To begin with, we need to create a set of all potential measurement candidates. Apart from the design criteria, we restrict the time points to multiples of three hours to discretise the experiment’s time axis and limit the computations. Thus, six elements must be chosen from the set $T_F = \{3, 6, 9, \ldots , 69, 72 \}$ hours to enhance parameter estimation accuracy. These selected time points, model equations, and variables of interest will be inputs into the algorithm. The problem specifies the variables of interest as the levels of proteins B and C.
2.
We then compute the parameter sensitivity indices for each variable of interest at each viable time point. This sensitivity analysis uses a nominal guess of the combination of parameter values. Since we need to measure the levels of proteins B and C simultaneously, we combine the parameter sensitivity profiles of each variable to create the concatenated PARSEC-PSI vector for each feasible measurement time point.
3.
Next, the measurement candidates (time points for measurement), are grouped into six clusters (corresponding to the six measurement time points) based on similarities in their PARSEC-PSI vector. We apply the k-means clustering algorithm on the Euclidean distance between the PARSEC-PSI vectors. Since k-means clustering is stochastic in nature, it can produce varying cluster groupings in different iterations, we generate design and compare results from several clustering runs.
4.
For each iteration, one measurement candidate is picked randomly from each of the six clusters to define the final designs considered for evaluation by ABC-FAR for parameter estimation ($\hbox {PD}_{{BC}}$).

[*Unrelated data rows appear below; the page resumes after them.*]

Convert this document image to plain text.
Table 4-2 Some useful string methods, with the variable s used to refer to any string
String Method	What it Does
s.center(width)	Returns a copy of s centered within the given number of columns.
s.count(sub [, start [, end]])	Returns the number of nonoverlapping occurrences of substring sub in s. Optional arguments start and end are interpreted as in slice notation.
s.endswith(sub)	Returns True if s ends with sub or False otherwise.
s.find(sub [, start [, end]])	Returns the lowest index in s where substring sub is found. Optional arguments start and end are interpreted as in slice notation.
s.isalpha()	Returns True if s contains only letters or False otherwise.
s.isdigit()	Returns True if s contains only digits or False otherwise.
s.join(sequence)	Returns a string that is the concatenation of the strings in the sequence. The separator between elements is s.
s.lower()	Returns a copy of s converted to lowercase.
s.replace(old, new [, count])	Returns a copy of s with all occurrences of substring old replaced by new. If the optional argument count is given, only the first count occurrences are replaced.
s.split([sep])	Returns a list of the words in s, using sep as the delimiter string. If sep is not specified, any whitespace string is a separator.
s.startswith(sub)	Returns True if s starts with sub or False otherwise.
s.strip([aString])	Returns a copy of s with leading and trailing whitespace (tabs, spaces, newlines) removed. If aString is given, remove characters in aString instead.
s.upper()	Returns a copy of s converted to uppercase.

We generate one hundred PARSEC designs and evaluate them against random designs ($\hbox {RD}_{{BC}}$ and $\hbox {RD}_{{AB}}$), non-specific designs ($\hbox {PD}_{{AB}}$), and anti-PARSEC designs ($\hbox {WD}_{{BC}}$) using six concurrent measurements of the two variables. For each mechanism, we produce a hundred designs, except for $\hbox {WD}_{{BC}}$, where only 40 designs are generated.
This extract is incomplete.